Geração de energia solar cresce com redução de custos e mais eficiência

16/08/21 | São Paulo

Reportagem publicada no InfoSolar

Produção global de módulos fotovoltaicos deverá ultrapassar 1 TW ao longo de 2022, ampliando cada vez mais o consumo de energia elétrica limpa e renovável

A produção mundial de módulos solares fotovoltaicos ultrapassou os 100 GW/ano já no final da década passada e a capacidade acumulada deverá ultrapassar a marca de 1 TW (um terawatt = 1000 GW) ao longo de 2022. Este crescimento é notável, considerando-se que a primeira célula solar de silício (Si) foi apresentada ao mercado em 1954 e que somente no ano 2000 o total da potência acumulada mundial atingiu a marca de 1 GW.

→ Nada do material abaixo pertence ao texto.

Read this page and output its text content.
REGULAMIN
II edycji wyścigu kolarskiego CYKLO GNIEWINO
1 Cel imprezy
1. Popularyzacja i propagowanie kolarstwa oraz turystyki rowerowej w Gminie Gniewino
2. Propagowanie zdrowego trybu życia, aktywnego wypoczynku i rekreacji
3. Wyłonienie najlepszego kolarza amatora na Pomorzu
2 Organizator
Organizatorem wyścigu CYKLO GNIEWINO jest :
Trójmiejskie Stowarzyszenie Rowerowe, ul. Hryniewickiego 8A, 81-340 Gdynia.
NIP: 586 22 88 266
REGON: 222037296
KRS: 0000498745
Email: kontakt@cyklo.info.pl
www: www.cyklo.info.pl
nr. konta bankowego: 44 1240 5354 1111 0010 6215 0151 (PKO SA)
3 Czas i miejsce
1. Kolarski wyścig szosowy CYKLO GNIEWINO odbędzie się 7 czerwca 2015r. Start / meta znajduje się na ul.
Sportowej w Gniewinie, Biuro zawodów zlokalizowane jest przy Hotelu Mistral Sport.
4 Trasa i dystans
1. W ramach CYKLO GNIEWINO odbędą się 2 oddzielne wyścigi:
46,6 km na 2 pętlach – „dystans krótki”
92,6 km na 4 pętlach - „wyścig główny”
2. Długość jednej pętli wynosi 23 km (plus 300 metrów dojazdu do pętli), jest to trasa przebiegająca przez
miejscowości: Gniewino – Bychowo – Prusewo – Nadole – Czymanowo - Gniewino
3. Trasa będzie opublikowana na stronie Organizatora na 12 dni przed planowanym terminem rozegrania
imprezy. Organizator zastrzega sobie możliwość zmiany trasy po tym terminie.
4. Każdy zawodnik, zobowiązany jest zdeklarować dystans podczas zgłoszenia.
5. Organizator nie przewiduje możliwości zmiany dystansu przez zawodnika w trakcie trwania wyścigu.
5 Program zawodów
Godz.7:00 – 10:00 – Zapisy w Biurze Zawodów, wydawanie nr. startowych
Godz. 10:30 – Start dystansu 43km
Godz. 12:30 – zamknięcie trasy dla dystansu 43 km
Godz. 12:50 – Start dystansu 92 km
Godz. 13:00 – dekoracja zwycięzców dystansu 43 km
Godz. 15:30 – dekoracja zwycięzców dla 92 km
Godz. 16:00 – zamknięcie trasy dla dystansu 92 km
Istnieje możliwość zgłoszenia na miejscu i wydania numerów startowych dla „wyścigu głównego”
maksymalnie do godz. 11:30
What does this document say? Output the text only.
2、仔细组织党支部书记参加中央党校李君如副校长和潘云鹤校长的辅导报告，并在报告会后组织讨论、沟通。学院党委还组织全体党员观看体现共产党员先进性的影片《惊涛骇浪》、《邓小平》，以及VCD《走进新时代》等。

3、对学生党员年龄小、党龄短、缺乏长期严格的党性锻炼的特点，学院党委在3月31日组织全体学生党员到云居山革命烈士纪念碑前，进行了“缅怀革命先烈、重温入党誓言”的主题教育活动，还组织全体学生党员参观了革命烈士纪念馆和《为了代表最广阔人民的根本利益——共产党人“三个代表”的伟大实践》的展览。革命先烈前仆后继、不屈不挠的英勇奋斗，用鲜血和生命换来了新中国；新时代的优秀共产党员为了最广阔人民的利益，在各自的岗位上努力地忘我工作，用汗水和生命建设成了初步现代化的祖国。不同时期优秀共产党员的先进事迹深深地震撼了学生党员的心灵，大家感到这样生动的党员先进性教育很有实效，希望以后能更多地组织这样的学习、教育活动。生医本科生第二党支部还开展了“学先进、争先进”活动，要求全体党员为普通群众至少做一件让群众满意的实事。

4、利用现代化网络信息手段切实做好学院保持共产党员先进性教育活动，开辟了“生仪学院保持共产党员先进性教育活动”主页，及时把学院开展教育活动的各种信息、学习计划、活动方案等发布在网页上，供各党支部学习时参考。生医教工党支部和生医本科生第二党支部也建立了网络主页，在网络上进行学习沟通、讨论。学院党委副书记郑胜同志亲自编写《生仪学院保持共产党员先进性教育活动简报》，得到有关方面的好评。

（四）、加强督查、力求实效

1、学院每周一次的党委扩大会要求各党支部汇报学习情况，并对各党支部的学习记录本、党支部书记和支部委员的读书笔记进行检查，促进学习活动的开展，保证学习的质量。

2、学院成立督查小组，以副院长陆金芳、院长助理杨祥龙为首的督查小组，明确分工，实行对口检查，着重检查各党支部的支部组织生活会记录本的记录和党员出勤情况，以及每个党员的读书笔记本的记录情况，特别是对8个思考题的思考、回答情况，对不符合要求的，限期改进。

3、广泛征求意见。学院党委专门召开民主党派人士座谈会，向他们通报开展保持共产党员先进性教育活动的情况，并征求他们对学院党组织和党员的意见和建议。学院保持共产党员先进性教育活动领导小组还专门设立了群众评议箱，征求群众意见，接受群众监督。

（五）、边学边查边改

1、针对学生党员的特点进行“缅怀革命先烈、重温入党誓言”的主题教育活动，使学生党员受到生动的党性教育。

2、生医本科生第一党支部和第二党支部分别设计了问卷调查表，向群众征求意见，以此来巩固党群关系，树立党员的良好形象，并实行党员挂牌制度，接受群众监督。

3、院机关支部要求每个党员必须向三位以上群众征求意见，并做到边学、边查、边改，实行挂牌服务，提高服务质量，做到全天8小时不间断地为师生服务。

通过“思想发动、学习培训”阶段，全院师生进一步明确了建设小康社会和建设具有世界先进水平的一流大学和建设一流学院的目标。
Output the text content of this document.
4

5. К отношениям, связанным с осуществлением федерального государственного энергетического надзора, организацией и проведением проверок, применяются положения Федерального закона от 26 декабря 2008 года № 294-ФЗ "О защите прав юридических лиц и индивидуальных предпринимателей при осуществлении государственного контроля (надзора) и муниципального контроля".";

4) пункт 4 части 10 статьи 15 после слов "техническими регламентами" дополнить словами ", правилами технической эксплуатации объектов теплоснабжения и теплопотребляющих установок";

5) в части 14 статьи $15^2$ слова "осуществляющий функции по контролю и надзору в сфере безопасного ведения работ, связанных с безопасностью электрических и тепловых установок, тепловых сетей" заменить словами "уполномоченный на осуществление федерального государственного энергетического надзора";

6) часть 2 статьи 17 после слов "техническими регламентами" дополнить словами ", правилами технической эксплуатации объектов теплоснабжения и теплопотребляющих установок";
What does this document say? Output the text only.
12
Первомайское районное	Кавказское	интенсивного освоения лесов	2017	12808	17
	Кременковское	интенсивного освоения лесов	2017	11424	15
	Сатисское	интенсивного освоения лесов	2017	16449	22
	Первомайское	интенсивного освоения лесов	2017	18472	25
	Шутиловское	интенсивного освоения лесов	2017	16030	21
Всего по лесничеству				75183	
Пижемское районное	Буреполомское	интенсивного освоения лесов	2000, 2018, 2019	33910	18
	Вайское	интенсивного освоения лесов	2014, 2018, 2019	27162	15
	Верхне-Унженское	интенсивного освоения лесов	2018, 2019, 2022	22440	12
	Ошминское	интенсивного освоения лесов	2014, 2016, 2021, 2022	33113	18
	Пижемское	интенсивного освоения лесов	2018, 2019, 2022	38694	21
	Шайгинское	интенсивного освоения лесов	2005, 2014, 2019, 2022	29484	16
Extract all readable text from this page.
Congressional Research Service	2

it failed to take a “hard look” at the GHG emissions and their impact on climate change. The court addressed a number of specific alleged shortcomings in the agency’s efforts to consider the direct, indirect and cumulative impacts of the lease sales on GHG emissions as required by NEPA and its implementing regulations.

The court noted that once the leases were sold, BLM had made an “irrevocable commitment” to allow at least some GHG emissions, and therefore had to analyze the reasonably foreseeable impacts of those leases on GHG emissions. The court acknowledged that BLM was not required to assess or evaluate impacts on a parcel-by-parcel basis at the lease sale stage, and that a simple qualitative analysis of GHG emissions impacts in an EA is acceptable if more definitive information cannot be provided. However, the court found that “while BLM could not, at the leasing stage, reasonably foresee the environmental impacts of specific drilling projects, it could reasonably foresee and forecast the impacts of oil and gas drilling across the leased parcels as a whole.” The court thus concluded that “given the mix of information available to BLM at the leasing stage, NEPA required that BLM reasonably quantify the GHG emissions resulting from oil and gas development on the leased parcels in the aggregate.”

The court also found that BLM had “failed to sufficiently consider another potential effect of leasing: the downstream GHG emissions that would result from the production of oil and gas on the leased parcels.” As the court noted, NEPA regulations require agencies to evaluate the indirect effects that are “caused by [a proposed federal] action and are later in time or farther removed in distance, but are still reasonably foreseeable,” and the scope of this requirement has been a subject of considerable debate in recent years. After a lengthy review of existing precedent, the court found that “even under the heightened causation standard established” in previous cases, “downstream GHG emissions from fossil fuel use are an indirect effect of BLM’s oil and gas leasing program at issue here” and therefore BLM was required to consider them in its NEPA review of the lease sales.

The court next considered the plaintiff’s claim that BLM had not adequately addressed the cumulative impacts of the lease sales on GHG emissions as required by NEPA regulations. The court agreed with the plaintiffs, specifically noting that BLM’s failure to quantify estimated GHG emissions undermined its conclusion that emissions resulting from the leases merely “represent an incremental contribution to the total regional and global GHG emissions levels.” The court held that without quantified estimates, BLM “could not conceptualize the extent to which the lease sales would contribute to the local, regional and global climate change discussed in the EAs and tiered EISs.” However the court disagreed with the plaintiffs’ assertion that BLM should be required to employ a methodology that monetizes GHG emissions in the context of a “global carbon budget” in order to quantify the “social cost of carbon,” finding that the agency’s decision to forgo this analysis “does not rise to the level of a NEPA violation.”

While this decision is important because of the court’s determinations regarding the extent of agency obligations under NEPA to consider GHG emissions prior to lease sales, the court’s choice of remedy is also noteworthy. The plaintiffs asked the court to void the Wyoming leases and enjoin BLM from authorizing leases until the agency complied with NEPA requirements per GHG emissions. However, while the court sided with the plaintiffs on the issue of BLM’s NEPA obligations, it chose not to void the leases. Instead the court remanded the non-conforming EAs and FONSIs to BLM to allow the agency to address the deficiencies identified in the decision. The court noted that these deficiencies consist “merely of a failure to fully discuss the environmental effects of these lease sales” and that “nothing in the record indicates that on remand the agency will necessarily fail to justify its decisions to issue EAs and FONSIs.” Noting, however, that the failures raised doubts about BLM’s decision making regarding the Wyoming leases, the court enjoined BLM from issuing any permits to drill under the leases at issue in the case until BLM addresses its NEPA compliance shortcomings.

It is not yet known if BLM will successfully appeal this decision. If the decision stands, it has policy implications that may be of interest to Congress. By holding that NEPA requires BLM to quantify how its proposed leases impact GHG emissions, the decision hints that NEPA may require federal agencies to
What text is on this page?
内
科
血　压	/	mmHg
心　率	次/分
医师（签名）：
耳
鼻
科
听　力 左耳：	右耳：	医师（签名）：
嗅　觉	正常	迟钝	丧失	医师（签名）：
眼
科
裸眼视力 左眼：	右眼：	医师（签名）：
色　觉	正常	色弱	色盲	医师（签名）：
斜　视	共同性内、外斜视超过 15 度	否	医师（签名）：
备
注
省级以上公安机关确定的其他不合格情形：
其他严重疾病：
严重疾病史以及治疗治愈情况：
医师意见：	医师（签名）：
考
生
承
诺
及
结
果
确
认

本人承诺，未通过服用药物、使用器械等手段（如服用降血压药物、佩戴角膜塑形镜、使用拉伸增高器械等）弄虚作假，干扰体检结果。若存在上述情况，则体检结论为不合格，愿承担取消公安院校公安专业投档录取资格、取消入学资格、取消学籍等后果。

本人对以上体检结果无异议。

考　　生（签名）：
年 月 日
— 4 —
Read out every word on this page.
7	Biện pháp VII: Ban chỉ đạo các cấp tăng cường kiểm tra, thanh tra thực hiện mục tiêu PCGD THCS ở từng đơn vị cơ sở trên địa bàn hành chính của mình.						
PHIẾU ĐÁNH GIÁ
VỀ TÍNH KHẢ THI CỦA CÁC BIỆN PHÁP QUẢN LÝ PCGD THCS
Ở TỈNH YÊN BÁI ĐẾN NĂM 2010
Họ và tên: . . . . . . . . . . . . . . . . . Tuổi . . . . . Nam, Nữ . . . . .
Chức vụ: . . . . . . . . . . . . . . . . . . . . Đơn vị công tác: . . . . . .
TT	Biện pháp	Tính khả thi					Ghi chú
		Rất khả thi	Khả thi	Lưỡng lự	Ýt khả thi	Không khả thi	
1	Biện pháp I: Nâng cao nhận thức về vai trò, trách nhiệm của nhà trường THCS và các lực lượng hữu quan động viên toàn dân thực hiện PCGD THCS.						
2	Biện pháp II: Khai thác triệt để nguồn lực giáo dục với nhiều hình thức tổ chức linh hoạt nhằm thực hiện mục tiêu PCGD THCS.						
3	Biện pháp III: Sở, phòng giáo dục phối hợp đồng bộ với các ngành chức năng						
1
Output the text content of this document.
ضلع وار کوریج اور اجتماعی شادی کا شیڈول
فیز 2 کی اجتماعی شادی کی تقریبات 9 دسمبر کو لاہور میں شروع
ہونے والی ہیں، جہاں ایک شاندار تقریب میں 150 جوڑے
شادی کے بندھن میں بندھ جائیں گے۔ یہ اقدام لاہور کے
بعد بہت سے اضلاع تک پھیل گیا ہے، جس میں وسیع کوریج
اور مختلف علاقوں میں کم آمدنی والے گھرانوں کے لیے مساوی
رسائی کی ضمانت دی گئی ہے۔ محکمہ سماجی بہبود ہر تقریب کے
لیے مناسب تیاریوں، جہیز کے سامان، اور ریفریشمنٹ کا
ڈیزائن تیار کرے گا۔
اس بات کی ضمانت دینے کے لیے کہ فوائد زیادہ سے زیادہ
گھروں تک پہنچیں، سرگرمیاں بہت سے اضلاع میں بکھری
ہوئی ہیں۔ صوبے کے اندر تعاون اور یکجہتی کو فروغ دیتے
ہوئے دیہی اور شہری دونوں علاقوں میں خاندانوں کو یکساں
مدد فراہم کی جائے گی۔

No início do milênio a produção em massa de módulos fotovoltaicos nos países asiáticos, impulsionada pelos programas de incentivo que tiveram origem na Alemanha com o “1000-Roofs Project” seguido pela lei de energias renováveis daquele país com generosas tarifas para injeção de energia na rede elétrica pública (feed-in tariffs), resultou na escalada da adoção desta tecnologia. Isso trouxe uma acentuada redução de custo dos geradores solares fotovoltaicos. Nos últimos 10 anos, o preço da tecnologia fotovoltaica sofreu uma queda de preço de 10 vezes!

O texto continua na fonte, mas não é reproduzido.